Deutscher Gewerkschaftsbund

Das ist 2020 anders

Mindestlohn & Co: Diese gesetzlichen Neuerungen gelten ab diesem Jahr – nicht nur – für junge Leute.

© Jörg Farys

BBiG: Die Gewerkschaftsjugend hat ein wirkliches Upgrade erkämpft! (Aktion am Futurium Berlin, 2019)

BBiG
Deine Rechte in der Ausbildung werden im Berufsbildungsgesetz (BBiG) geregelt. Die DGB-Jugend hat zum 1. Januar 2020 ein richtiges Upgrade für das BBiG erreicht: bei der neuen Mindestausbildungsvergütung, der Rückkehrpflicht nach langen Berufsschultagen in den Betrieb, der Freistellung vor Abschlussprüfungen und den Kosten der Fachliteratur.
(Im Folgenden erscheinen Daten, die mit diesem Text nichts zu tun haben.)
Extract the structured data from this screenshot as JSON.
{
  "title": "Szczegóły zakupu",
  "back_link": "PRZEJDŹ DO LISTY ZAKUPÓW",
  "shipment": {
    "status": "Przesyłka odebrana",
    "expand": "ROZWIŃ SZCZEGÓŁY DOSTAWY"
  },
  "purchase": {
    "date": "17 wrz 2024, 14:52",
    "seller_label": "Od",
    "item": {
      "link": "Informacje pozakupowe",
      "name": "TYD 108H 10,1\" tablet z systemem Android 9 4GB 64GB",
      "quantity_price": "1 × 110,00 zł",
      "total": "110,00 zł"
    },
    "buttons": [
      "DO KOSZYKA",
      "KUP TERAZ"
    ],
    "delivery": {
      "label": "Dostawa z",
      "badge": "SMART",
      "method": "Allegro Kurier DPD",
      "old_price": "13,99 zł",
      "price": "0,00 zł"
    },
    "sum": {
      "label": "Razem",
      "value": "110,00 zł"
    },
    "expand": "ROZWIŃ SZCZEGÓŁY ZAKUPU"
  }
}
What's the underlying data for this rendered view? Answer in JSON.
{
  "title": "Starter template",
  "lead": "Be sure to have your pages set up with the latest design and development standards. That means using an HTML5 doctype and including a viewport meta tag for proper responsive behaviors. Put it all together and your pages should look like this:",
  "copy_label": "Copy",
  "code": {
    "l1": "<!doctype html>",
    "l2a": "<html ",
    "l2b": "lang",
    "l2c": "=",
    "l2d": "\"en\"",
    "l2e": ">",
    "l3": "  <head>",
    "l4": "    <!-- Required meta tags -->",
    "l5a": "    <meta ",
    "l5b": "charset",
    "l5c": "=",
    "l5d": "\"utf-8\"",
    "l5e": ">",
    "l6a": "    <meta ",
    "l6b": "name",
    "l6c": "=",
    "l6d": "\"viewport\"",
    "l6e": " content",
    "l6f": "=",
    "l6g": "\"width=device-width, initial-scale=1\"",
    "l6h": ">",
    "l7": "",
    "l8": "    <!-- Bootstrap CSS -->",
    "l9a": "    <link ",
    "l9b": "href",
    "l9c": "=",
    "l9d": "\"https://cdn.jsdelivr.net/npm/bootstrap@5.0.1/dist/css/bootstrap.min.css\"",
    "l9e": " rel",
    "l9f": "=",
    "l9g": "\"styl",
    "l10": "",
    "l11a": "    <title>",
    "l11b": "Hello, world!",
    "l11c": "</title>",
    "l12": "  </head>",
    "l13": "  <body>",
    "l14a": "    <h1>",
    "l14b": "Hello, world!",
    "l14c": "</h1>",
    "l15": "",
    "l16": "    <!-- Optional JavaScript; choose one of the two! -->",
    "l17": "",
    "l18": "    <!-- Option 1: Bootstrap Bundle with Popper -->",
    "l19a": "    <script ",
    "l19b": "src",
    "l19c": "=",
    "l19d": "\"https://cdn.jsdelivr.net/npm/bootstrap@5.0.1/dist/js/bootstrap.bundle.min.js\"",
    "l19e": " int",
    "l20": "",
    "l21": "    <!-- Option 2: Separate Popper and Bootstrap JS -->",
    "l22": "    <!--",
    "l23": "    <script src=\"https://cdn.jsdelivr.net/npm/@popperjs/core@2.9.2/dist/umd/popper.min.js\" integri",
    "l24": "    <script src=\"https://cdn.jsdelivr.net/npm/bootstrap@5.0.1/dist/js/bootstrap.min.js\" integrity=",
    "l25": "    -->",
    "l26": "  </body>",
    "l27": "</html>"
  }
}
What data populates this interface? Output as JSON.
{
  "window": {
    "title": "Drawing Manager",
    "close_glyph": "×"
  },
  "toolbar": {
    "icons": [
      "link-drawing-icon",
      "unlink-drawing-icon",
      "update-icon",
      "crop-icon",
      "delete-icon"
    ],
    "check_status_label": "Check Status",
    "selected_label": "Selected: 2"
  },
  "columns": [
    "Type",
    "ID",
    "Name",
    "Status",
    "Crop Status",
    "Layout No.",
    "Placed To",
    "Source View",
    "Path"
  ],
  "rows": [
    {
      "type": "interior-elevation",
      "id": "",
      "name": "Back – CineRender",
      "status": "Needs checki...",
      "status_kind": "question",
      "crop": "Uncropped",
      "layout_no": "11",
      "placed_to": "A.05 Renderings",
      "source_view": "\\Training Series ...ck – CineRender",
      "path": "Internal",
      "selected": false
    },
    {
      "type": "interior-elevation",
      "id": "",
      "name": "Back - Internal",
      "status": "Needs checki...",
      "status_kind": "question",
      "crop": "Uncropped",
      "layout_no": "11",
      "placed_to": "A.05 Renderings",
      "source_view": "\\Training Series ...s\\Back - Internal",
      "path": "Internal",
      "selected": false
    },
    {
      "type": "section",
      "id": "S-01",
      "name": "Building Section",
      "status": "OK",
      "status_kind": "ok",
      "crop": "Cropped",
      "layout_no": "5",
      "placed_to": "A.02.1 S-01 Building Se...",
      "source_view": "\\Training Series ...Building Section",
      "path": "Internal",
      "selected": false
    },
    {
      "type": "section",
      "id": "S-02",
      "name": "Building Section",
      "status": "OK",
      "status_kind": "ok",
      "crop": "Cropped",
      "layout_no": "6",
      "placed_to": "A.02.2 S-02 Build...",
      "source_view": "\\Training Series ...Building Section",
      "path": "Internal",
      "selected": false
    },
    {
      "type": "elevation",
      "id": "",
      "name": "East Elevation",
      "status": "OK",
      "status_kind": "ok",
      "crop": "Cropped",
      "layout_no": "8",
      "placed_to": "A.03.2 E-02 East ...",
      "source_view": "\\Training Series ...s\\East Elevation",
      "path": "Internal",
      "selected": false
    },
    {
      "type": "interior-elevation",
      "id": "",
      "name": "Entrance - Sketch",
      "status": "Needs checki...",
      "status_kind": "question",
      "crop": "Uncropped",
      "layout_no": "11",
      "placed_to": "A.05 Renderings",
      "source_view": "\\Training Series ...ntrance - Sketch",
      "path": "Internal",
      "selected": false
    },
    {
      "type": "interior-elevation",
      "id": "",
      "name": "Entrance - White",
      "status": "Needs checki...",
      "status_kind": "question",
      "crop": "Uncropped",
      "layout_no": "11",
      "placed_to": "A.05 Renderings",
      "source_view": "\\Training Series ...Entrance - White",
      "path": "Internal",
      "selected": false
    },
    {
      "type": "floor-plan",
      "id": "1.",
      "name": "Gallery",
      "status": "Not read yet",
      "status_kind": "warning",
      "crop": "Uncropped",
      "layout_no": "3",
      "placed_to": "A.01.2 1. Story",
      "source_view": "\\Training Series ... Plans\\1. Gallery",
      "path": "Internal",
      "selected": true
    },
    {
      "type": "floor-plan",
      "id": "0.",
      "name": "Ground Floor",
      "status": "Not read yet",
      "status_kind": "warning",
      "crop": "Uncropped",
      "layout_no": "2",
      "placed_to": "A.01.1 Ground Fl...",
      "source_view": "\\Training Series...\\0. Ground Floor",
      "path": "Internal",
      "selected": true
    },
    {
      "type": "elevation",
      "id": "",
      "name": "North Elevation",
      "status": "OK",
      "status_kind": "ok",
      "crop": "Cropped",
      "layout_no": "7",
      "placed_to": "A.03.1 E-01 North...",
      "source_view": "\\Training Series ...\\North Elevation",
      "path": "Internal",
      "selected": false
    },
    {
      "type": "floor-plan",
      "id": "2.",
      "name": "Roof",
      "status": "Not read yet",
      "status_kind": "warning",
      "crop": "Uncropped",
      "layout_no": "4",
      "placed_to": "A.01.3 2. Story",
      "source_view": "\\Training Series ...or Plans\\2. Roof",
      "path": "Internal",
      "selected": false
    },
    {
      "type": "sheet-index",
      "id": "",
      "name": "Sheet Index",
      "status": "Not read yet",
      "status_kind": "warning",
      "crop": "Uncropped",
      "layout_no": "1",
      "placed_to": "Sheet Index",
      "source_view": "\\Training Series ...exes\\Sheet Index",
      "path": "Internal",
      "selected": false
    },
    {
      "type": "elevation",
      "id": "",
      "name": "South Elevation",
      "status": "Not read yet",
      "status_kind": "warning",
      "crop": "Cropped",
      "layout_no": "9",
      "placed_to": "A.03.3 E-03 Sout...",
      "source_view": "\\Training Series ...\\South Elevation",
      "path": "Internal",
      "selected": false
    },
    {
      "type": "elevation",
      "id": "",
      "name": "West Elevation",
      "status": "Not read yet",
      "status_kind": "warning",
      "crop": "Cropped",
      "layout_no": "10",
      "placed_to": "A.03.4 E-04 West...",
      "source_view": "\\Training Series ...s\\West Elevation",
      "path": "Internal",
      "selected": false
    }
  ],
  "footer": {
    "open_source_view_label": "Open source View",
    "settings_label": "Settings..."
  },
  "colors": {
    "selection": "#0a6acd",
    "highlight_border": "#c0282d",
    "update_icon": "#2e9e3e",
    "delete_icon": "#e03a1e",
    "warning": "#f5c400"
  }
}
Ein Erfolg, den
wir im Alltag spüren werden!
Mehr Infos auf jugend.dgb.de/das-ist-neu-am-bbig

BAföG

Achtung, Studis: Beim BAföG hat sich bereits zum Wintersemester 2019/20 einiges geändert. Fördersätze und Freibeträge fürs Einkommen der Eltern wurden angehoben sowie die Wohnkostenpauschale erhöht. Ab April 2020 ändert sich die Höhe der Raten für die BAföG-Rückzahlung von 105 Euro auf 130 Euro monatlich. Zum WS 2020/21 werden die Fördersätze erneut angehoben und auch der Vermögensfreibetrag steigt von 7.500 Euro auf 8.200 Euro.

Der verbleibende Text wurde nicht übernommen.